There are a lot of ‘-lithics’ when you start looking at old stones. It can seem confusing, but the one that’s really easy to get your head around is the neolithic, as I found when researching my podcast about neolithic sites in Scotland, Stone Me.

This period (4000BC to 2000BC[ish] in Scotland) is an important and fascinating moment in our history, it is the moment we stopped being hunter-gatherers and became farmers, staying in one place for the first time. It’s hard to think of a more significant change in our lives, in what it means to be human, than that change from nomad to farmer. 

Before this we led a nomadic life, probably cycling between fairly established seasonal haunts but living in temporary buildings and moving to look for food and shelter.

Then we decided to stop moving and pick one place to live. Buildings, made of wood and mud and in some rare cases stone, became bigger, more permanent. And, crucially, we started farming, cultivating plants and animals to become plentiful and substantial enough to meet our needs all year round. 

Barnhouse in Orkney, a neolithic settlement that I won’t be featuring at all in Stone Me!

This changed so much – it meant labour had to be organised, which probably led to some stratification of society: somebody has to make decisions and somebody has to dig lots of rough ground into ploughable soil, and they probably weren’t the same person. 

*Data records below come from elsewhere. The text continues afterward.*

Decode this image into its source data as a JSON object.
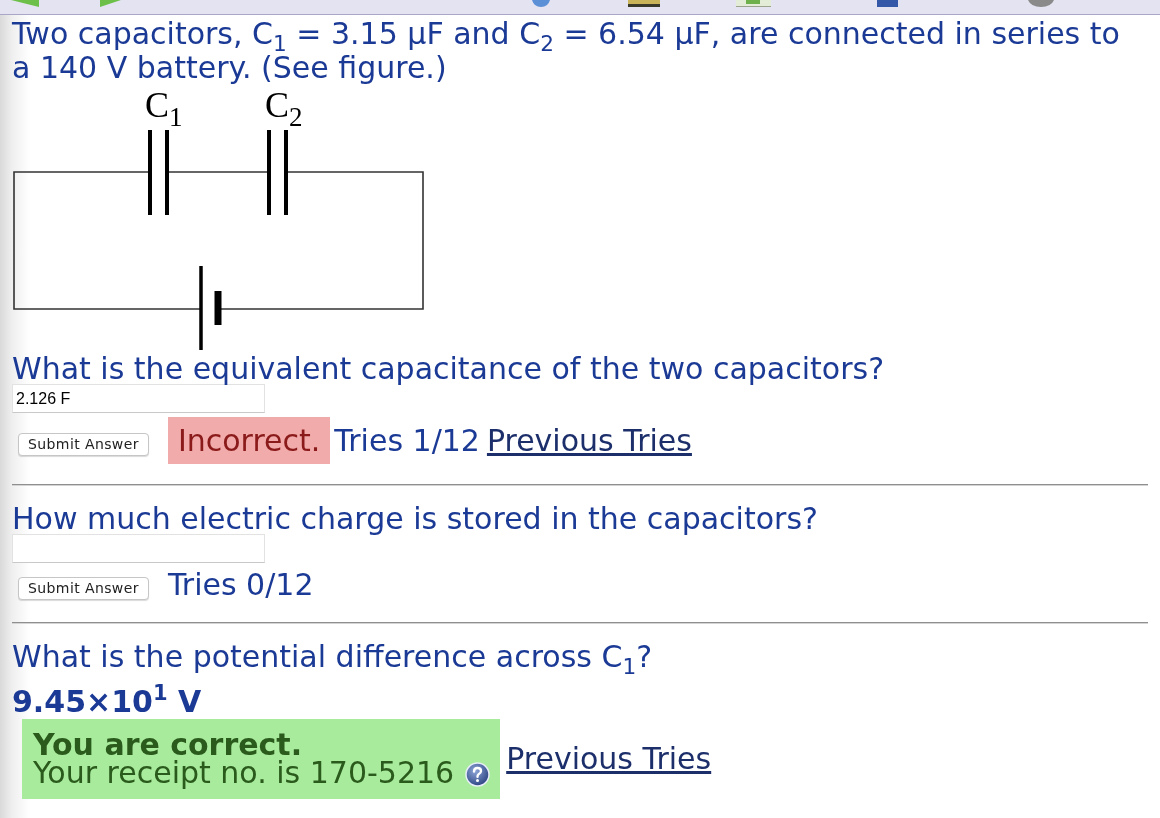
{
  "problem": {
    "text": "Two capacitors, C$_{1}$ = 3.15 μF and C$_{2}$ = 6.54 μF, are connected in series to a 140 V battery. (See figure.)",
    "figure": {
      "labels": [
        "C$_{1}$",
        "C$_{2}$"
      ]
    }
  },
  "questions": [
    {
      "kind": "entry",
      "prompt": "What is the equivalent capacitance of the two capacitors?",
      "value": "2.126 F",
      "button": "Submit Answer",
      "correct": false,
      "status_text": "Incorrect.",
      "tries": "Tries 1/12",
      "link": "Previous Tries"
    },
    {
      "kind": "entry",
      "prompt": "How much electric charge is stored in the capacitors?",
      "button": "Submit Answer",
      "tries": "Tries 0/12"
    },
    {
      "kind": "answered",
      "prompt": "What is the potential difference across C$_{1}$?",
      "answer": "9.45×10$^{1}$ V",
      "correct": true,
      "status_text": "You are correct.",
      "receipt": "Your receipt no. is 170-5216",
      "link": "Previous Tries"
    }
  ]
}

But it also created surpluses: of materials and of time. Material surpluses meant that some people could be fed and housed who weren’t working full time on the land. Surplus of time meant that they could create culture. 

And the neolithic period gave us a huge explosion of culture – ever more elaborate items have miraculously survived for 5,000 years to show us how sophisticated and complex these people could be. 

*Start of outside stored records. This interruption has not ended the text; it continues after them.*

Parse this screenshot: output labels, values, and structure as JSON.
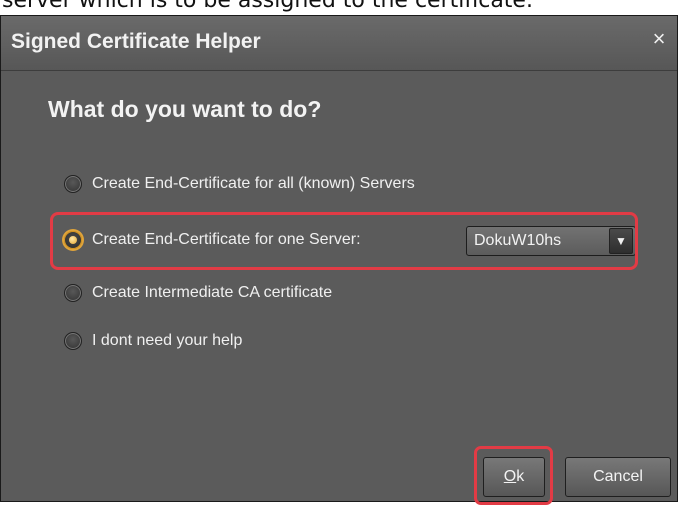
{
  "doc_snippet": "server which is to be assigned to the certificate.",
  "dialog": {
    "title": "Signed Certificate Helper",
    "close_symbol": "×",
    "heading": "What do you want to do?",
    "options": [
      {
        "label": "Create End-Certificate for all (known) Servers",
        "selected": false
      },
      {
        "label": "Create End-Certificate for one Server:",
        "selected": true
      },
      {
        "label": "Create Intermediate CA certificate",
        "selected": false
      },
      {
        "label": "I dont need your help",
        "selected": false
      }
    ],
    "server_select": {
      "value": "DokuW10hs",
      "arrow": "▼"
    },
    "buttons": {
      "ok_mnemonic": "O",
      "ok_rest": "k",
      "cancel": "Cancel"
    }
  },
  "colors": {
    "highlight": "#e23b45",
    "dialog_bg": "#5b5b5b",
    "selected_radio": "#e6a832"
  }
}
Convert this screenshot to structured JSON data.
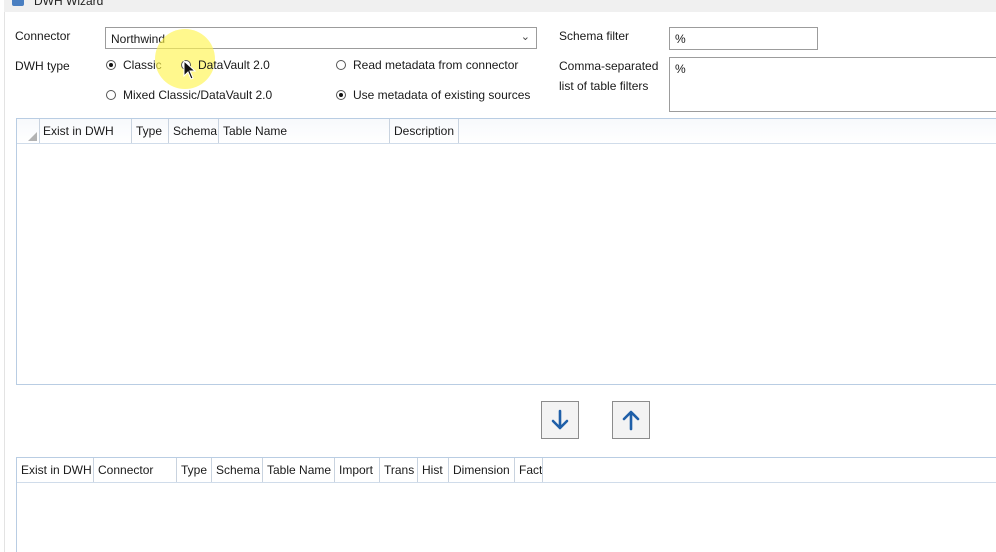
{
  "window": {
    "title": "DWH Wizard"
  },
  "form": {
    "connector_label": "Connector",
    "connector_value": "Northwind",
    "dwh_type_label": "DWH type",
    "dwh_type_options": [
      "Classic",
      "DataVault 2.0",
      "Mixed Classic/DataVault 2.0"
    ],
    "dwh_type_selected": "Classic",
    "metadata_options": [
      "Read metadata from connector",
      "Use metadata of existing sources"
    ],
    "metadata_selected": "Use metadata of existing sources",
    "schema_filter_label": "Schema filter",
    "schema_filter_value": "%",
    "table_filters_label_line1": "Comma-separated",
    "table_filters_label_line2": "list of table filters",
    "table_filters_value": "%"
  },
  "source_grid": {
    "columns": [
      "Exist in DWH",
      "Type",
      "Schema",
      "Table Name",
      "Description"
    ],
    "rows": []
  },
  "target_grid": {
    "columns": [
      "Exist in DWH",
      "Connector",
      "Type",
      "Schema",
      "Table Name",
      "Import",
      "Trans",
      "Hist",
      "Dimension",
      "Fact"
    ],
    "rows": []
  },
  "transfer_buttons": [
    {
      "icon": "arrow-down-icon",
      "action": "add selected tables"
    },
    {
      "icon": "arrow-up-icon",
      "action": "remove selected tables"
    }
  ],
  "colors": {
    "accent": "#1f5fa8",
    "grid_border": "#b9cde3",
    "highlight": "#fff550"
  }
}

Grooved ware pottery was probably invented in Orkney and spread as a style throughout Britain and Ireland. Stone carvings in elaborate, elliptical, abstract styles decorated passage tombs in the Boyne Valley in Ireland and the bare rockface of Argyll in Scotland. 


Different times, different places

The neolithic happened at different times in different places – it was earlier in Europe and travelled westwards over time as people settled further west and ideas came with them. 

It’s a weird notion to us now, but of course we can think of plenty of ideas and culture that are commonplace in one part of the world and are only adopted later in other countries or regions. 


The end of the stone age

The neolithic period is the end of the stone age, and it came to a close once people discovered and started using metal. A brief copper age (chalcolithic – I told you about the -lithics) gave way to the bronze age and then the iron age as those metals took over from stone and bone as the basis of tools. 

The culture changed and some of the ancient sites we will look at in Stone Me were abandoned, such as the Ring of Brodgar, while others were broken up and re-used, such as like Cairnpapple Hill.